Southern African Centre for Infectious Disease Surveillance (SACIDS);
In March 2016, a Tanzanian government health official recommended that the Ministry of Health contact the Southern African Centre for Infectious Disease Surveillance (SACIDS), a consortium of academic and research institutions working to both modernize and democratize the early detection of epidemic prone diseases in Tanzania and beyond. The year before, SACIDS, which is headquartered at Tanzania's Sokoine University of Agriculture, had launched a new project dubbed Enhancing Community-Based Disease Outbreak Detection and Response in East and Southern Africa (DODRES), funded by Skoll Global Threats Fund. A primary goal of the project: mobilize local communities to contribute to disease detection and response— and drastically improve the scope and efficiency of infectious disease surveillance in the process.

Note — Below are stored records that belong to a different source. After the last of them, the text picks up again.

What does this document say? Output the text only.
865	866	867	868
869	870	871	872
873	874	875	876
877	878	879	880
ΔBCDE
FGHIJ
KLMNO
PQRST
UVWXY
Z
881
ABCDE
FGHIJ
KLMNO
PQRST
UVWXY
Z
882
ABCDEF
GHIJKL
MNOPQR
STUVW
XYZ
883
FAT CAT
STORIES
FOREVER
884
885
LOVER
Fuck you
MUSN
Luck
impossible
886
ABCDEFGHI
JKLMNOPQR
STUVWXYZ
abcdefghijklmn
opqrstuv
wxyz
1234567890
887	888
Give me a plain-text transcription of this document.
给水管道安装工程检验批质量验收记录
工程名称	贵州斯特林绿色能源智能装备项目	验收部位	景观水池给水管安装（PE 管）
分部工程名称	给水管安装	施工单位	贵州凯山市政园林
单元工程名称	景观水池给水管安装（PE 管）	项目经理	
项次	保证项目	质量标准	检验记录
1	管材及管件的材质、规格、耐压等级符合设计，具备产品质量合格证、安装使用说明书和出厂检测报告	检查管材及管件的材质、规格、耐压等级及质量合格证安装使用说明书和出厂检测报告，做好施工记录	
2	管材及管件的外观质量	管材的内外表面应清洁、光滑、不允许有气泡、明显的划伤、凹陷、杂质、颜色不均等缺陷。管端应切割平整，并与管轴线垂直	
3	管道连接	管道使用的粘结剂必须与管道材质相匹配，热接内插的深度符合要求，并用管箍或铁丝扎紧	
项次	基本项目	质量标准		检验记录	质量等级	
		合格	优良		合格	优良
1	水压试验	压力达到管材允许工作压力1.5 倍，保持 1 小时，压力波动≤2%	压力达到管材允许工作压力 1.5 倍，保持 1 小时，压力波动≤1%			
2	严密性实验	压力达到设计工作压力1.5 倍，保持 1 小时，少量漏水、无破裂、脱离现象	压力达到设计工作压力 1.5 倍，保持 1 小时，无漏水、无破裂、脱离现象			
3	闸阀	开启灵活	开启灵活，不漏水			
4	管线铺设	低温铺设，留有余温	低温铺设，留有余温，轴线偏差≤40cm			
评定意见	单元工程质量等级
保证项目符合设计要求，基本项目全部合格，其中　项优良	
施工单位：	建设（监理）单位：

As per the Global Goals (SDG 4- 4.1), Plan International has been strategically supporting girls' secondary education and working to eliminate the barriers that hinder one of the significant barriers that Plan International Tanzania identified was a lack of support for Burundian refugee girls during their menstruation. This was seen as a contributor to both girls missing several days of school per month or dropping out altogether. Female students don't have adequate facilities to wash themselves during their menstruation cycle, and that they use old clothes to stop the flow. In addition, they don't have adequate space in which to change or wash their clothes, and, because of these difficulties, they felt it too challenging to attend school during menstruation.